A few graphing libraries are available for Rubyists. The most popular are intended to create graphs on websites using JavaScript, but several can also create images. The most popular pure-Ruby graphing gems are gruff, gnuplot, and rubyvis. Another option is to use the ruby-graphviz gem to create a document, and then use GraphViz to render those documents as images or printable Postscript.

In short, there may be a need for more tools of this sort. If you need more than what is already available, I urge you to write your own—or better, join an existing project. If working with graphs becomes easy enough, it may become one of those techniques we wonder how we did without.

9.5 Conclusion

We’ve taken a look here at the Set class in Ruby as well as a few examples of “home-grown” data structures. Where more advanced data structures are concerned, we’ve seen examples of inheriting from an existing class and examples of limited delegation by encapsulating an instance of another class. We’ve seen ways to store data creatively, ways to use various data structures, and how to create iterators for these classes.

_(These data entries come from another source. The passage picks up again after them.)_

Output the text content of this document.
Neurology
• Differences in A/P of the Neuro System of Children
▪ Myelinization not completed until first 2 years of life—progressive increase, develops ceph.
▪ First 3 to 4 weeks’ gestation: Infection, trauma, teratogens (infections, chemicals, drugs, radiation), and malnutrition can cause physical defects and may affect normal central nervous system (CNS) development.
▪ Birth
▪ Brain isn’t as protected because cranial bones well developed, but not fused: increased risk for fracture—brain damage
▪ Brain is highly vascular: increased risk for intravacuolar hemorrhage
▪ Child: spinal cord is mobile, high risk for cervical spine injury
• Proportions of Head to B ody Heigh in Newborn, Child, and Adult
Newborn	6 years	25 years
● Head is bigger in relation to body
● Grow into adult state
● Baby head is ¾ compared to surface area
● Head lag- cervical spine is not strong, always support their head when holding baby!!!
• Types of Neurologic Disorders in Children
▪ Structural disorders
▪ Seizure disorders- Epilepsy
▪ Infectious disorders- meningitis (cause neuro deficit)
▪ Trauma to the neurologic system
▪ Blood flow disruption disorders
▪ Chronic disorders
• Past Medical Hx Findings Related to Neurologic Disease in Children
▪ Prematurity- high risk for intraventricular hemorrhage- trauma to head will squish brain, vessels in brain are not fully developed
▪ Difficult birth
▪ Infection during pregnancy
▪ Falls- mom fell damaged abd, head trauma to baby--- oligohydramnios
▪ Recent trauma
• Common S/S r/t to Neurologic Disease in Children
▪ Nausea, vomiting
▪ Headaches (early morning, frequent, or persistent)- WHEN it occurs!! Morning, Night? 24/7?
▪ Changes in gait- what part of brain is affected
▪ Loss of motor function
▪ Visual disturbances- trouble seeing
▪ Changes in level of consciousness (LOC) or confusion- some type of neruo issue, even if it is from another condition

We’ve looked at stacks and queues in general, and how they might be used in problem solving. We’ve also taken a cursory look at trees and graphs.

In the next chapter, we are again looking at the manipulation of data. But where we have so far been concerned with objects stored in memory, we will now be looking at secondary storage—working with files (and I/O in general), databases, and persistent objects.